The Aston Centre for Europe (ACE) is a multi-disciplinary research hub located within Aston University, UK. Its focus is on contemporary analysis of the politics and policies of the European Union, governance in the wider Europe, and Europe’s global relations. It was launched in 2009 with the support of a major grant from Aston University’s Strategic Investment Fund.

Masters students are an important element of the Aston Centre for Europe and are actively encouraged to take part in the events, seminars, debates and workshops that ACE offers throughout the academic year. ACE delivers a suite of 5 academic programmes at Masters (MA) level.

History and Leadership 
The Aston Centre for Europe is co-directed by Professor Simon Green, an expert in immigration policy and German politics, Professor John Gaffney, an expert on political leadership, and Dr. Nat Copsey, an expert in European integration and the EU’s international relations.

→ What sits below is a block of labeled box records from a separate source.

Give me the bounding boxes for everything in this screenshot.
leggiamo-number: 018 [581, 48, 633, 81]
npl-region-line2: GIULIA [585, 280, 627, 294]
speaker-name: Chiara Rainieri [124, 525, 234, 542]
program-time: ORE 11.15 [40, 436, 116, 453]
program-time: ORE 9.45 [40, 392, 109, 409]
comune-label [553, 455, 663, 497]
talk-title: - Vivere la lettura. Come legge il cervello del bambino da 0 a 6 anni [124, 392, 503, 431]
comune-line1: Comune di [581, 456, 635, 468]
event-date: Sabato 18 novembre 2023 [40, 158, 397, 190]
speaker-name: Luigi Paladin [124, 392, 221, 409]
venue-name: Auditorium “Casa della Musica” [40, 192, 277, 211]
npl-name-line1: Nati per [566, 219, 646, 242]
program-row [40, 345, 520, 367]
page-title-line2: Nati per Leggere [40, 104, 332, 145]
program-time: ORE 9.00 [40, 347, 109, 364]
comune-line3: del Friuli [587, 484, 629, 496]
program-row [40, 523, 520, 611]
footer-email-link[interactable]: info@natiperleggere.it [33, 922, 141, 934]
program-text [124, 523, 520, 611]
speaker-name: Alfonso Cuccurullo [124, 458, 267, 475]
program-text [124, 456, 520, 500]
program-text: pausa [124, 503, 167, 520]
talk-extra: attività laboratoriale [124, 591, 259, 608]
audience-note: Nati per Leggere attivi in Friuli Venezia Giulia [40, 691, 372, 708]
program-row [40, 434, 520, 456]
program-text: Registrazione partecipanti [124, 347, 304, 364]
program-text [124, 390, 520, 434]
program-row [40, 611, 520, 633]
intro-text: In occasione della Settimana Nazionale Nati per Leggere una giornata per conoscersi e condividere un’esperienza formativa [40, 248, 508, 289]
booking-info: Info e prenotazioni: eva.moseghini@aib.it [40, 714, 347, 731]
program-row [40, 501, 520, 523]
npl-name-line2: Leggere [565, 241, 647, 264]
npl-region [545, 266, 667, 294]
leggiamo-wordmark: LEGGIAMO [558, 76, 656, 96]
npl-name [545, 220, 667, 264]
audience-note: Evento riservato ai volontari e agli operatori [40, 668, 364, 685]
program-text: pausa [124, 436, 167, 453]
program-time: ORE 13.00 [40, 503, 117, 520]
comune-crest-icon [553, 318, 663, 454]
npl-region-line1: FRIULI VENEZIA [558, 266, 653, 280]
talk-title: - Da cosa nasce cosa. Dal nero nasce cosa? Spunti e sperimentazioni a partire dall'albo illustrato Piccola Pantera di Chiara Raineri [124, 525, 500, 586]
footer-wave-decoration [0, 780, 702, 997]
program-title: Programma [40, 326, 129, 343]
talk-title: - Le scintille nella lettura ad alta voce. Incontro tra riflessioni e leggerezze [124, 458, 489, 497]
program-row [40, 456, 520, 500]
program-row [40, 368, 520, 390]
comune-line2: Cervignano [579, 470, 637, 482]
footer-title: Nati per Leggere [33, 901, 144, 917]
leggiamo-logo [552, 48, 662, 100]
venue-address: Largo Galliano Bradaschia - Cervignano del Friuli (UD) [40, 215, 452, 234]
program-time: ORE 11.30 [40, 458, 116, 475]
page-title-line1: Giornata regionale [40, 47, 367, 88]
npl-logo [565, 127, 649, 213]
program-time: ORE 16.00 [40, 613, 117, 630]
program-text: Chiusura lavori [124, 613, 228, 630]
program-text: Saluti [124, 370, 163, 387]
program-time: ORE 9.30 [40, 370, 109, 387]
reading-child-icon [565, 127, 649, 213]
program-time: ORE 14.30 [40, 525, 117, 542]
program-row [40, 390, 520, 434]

ACE has a number of practitioner fellows who act in an advisory capacity. Many of these have significant experience in European institutions, regulatory politics and policy-making, as well as academia.

Research and development 
Conferences

Conferences and workshops addressing European policy issues have been delivered by the Aston Centre for Europe since its inception in 2009.

Cooperation

The Aston Centre for Europe delivers a number of its Masters programmes in co-operation with the Institut d'études politiques de Lille (Sciences-Po, Lille), the Institut d'études politiques de Rennes (Sciences-Po, Rennes), and the Otto-Friedrich University of Bamberg, Germany.

ACE has also delivered professional training courses and workshops on European integration to civil servants  from the Russian Federation.